Court of Appeals of South Carolina, 2012

State v. Horlbeck

State v. Horlbeck
Court of Appeals of South Carolina · Decided June 27, 2012

State v. Horlbeck

Opinion

THIS OPINION HAS NO PRECEDENTIAL VALUE. IT SHOULD NOT BE CITED OR RELIED ON AS PRECEDENT IN ANY PROCEEDING EXCEPT AS PROVIDED BY RULE 268(d)(2), SCACR.

THE STATE OF SOUTH CAROLINA In The Court of Appeals The State, Respondent, v. Rafael Horlbeck, Appellant.

Appellate Case No. 2010-160770

Appeal From Charleston County Deadra L. Jefferson, Circuit Court Judge

Unpublished Opinion No. 2012-UP-393 Heard June 6, 2012 – Filed June 27, 2012

AFFIRMED

Deputy Chief Appellate Defender Wanda H. Carter, of South Carolina Commission on Indigent Defense, of Columbia, for Appellant.

Attorney General Alan Wilson, Chief Deputy Attorney General John W. McIntosh, Senior Assistant Deputy Attorney General Donald J. Zelenka, Senior Assistant Attorney General William Edgar Salter, III, all of Columbia; and Solicitor Scarlett Anne Wilson, of Charleston, for Respondent.

PER CURIAM: Appellant Rafael Horlbeck appeals his conviction and sentence for murder, arguing the trial court erred by allowing the State to introduce into evidence a former codefendant's proffer agreement and accompanying letter.

Horlbeck claims this evidence constituted improper bolstering because it showed the solicitor's personal belief that the former codefendant's testimony was truthful.

We affirm.

1. As to the proffer agreement, we find this evidence did not constitute improper bolstering because Horlbeck, not the State, was the first party to mention the proffer agreement and the witness' obligations pursuant to the agreement.
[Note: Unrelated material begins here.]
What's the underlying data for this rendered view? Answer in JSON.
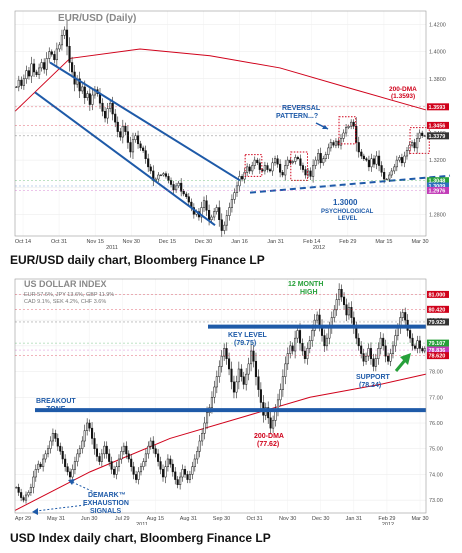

Furthermore, the record does not indicate that the State vouched for or made any assurances of the witness' veracity. See State v. Shuler, 344 S.C. 604, 630, 545 S.E.2d 805, 818 (2001) ("A witness' testimony concerning a plea agreement with the prosecution does not necessarily constitute improper [bolstering]."); id. ("Improper [bolstering] occurs when the prosecution places the government's prestige behind a witness by making explicit personal assurances of a witness' veracity, or where a prosecutor implicitly vouches for a witness' veracity by indicating information not presented to the jury supports the testimony." (citation omitted)); id. at 631, 545 S.E.2d at 819 (finding the prosecution did not improperly bolster the witness' testimony because the solicitor did not go into the details of the plea agreement until after the defense attacked the credibility of the witness on cross-examination and the solicitor did not imply special knowledge or express a personal belief as to the truth of witness' testimony).

2. As to the letter accompanying the proffer agreement, we find the issue unpreserved because Horlbeck expressly stated he had no objection to the State's motion to enter the letter into evidence. See State v. Byers, 392 S.C. 438, 444, 710 S.E.2d 55, 58 (2011) ("For an objection to be preserved for appellate review, the objection must be made at the time the evidence is presented . . . ." (citation omitted)); State v. Schumpert, 312 S.C. 502, 507, 435 S.E.2d 859, 862 (1993) ("Unless an objection is made at the time the evidence is offered and a final ruling made, the issue is not preserved for review." (citation omitted)). Even if Horlbeck did properly preserve this issue, the letter did not constitute improper bolstering for the same reasons the proffer agreement did not constitute improper bolstering.

AFFIRMED.

PIEPER, KONDUROS, and GEATHERS, JJ., concur.